How does the representation in memory change (or not) across tasks and memory materials?
Is the structure of what you remember the same when remembering items composed of varying features in varying contexts? We use mathematical models to track the structure and quality of visual memories. By varying what we ask participants to remember, the nature of the memory task, and concurrent task demands we can observe changes in the underlying memory representation structure. Our innovation is focusing on stimulus specific variance in our models to differentiate fine-detailed memory and categorical-gist memory. This work has important impacts on the quality and accuracy of memory performance in applied contexts as well as informing theories of working memory and cognitive processes during mental work.
How are durable working memories created?
Our initial sensory representations are fleeting and forgotten in a matter of seconds, at most. Our work has demonstrated that even the memories we intend to maintain are lost in a similar fashion unless some time is given for attention to dwell on the internal sensory representation. This attentional dwell leads to a more robust trace that is resistant to future memory decay. We call this process short-term consolidation. At present we are investigating the nature of short-term consolidation's contribution to the creation of a memory trace within working memory, the relationship between short-term consolidation and a phenomenon known as the attentional blink, and several other questions related to these processes.
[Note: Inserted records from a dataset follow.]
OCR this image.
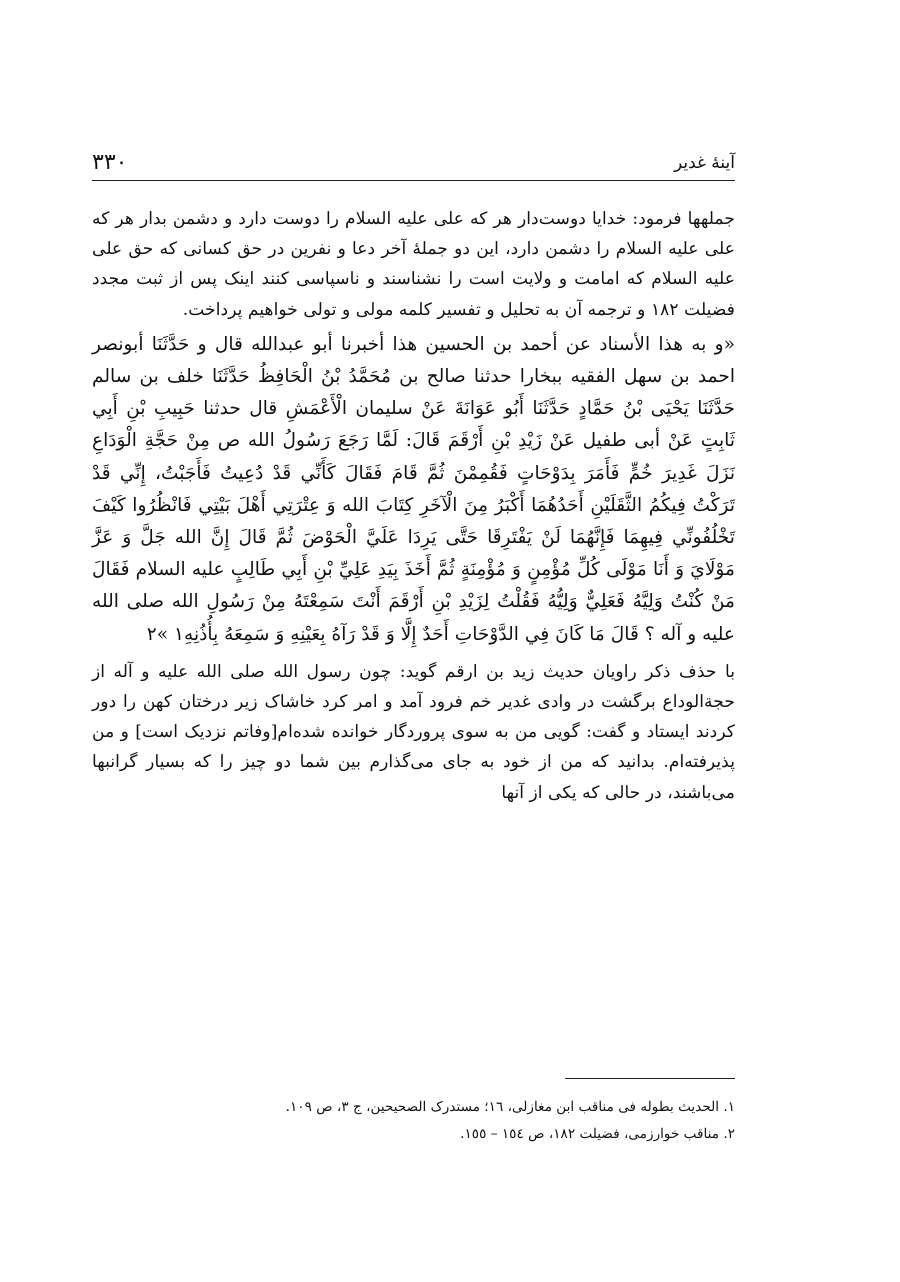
۳۳۰	آینهٔ غدیر

جملهها فرمود: خدایا دوست‌دار هر که علی علیه السلام را دوست دارد و دشمن بدار هر که علی علیه السلام را دشمن دارد، این دو جملهٔ آخر دعا و نفرین در حق کسانی که حق علی علیه السلام که امامت و ولایت است را نشناسند و ناسپاسی کنند اینک پس از ثبت مجدد فضیلت ۱۸۲ و ترجمه آن به تحلیل و تفسیر کلمه مولی و تولی خواهیم پرداخت.

«و به هذا الأسناد عن أحمد بن الحسين هذا أخبرنا أبو عبدالله قال و حَدَّثَنَا أبونصر احمد بن سهل الفقيه ببخارا حدثنا صالح بن مُحَمَّدُ بْنُ الْحَافِظُ حَدَّثَنَا خلف بن سالم حَدَّثَنَا يَحْيَى بْنُ حَمَّادٍ حَدَّثَنَا أَبُو عَوَانَةَ عَنْ سليمان الْأَعْمَشِ قال حدثنا حَبِيبِ بْنِ أَبِي ثَابِتٍ عَنْ أبى طفيل عَنْ زَيْدِ بْنِ أَرْقَمَ قَالَ: لَمَّا رَجَعَ رَسُولُ الله ص مِنْ حَجَّةِ الْوَدَاعِ نَزَلَ غَدِيرَ خُمٍّ فَأَمَرَ بِدَوْحَاتٍ فَقُمِمْنَ ثُمَّ قَامَ فَقَالَ كَأَنِّي قَدْ دُعِيتُ فَأَجَبْتُ، إِنِّي قَدْ تَرَكْتُ فِيكُمُ الثَّقَلَيْنِ أَحَدُهُمَا أَكْبَرُ مِنَ الْآخَرِ كِتَابَ الله وَ عِتْرَتِي أَهْلَ بَيْتِي فَانْظُرُوا كَيْفَ تَخْلُفُونِّي فِيهِمَا فَإِنَّهُمَا لَنْ يَفْتَرِقَا حَتَّى يَرِدَا عَلَيَّ الْحَوْضَ ثُمَّ قَالَ إِنَّ الله جَلَّ وَ عَزَّ مَوْلَايَ وَ أَنَا مَوْلَى كُلِّ مُؤْمِنٍ وَ مُؤْمِنَةٍ ثُمَّ أَخَذَ بِيَدِ عَلِيِّ بْنِ أَبِي طَالِبٍ علیه السلام فَقَالَ مَنْ كُنْتُ وَلِيَّهُ فَعَلِيٌّ وَلِيُّهُ فَقُلْتُ لِزَيْدِ بْنِ أَرْقَمَ أَنْتَ سَمِعْتَهُ مِنْ رَسُولِ الله صلی الله علیه و آله ؟ قَالَ مَا كَانَ فِي الدَّوْحَاتِ أَحَدٌ إِلَّا وَ قَدْ رَآهُ بِعَيْنِهِ وَ سَمِعَهُ بِأُذُنِهِ۱ »۲

با حذف ذکر راویان حدیث زید بن ارقم گوید: چون رسول الله صلی الله علیه و آله از حجةالوداع برگشت در وادی غدیر خم فرود آمد و امر کرد خاشاک زیر درختان کهن را دور کردند ایستاد و گفت: گویی من به سوی پروردگار خوانده شده‌ام[وفاتم نزدیک است] و من پذیرفته‌ام. بدانید که من از خود به جای می‌گذارم بین شما دو چیز را که بسیار گرانبها می‌باشند، در حالی که یکی از آنها

۱. الحديث بطوله فی مناقب ابن مغازلی، ۱٦؛ مستدرک الصحيحين، ج ۳، ص ۱۰۹.

۲. مناقب خوارزمی، فضيلت ۱۸۲، ص ۱٥٤ – ۱٥٥.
Using eye tracking & pupillometry to understand attention allocation during working memory tasks
Gaze location can tell us what people are thinking about in real time. The location of an individual's gaze is strongly related to what they are thinking about under normal conditions. Pupil size can be used to understand task difficult during task execution. We use these measures to understand the temporal dynamics of attentional allocation during memory creation and multitasking to answer questions that are difficult to address with standard behavioral methods.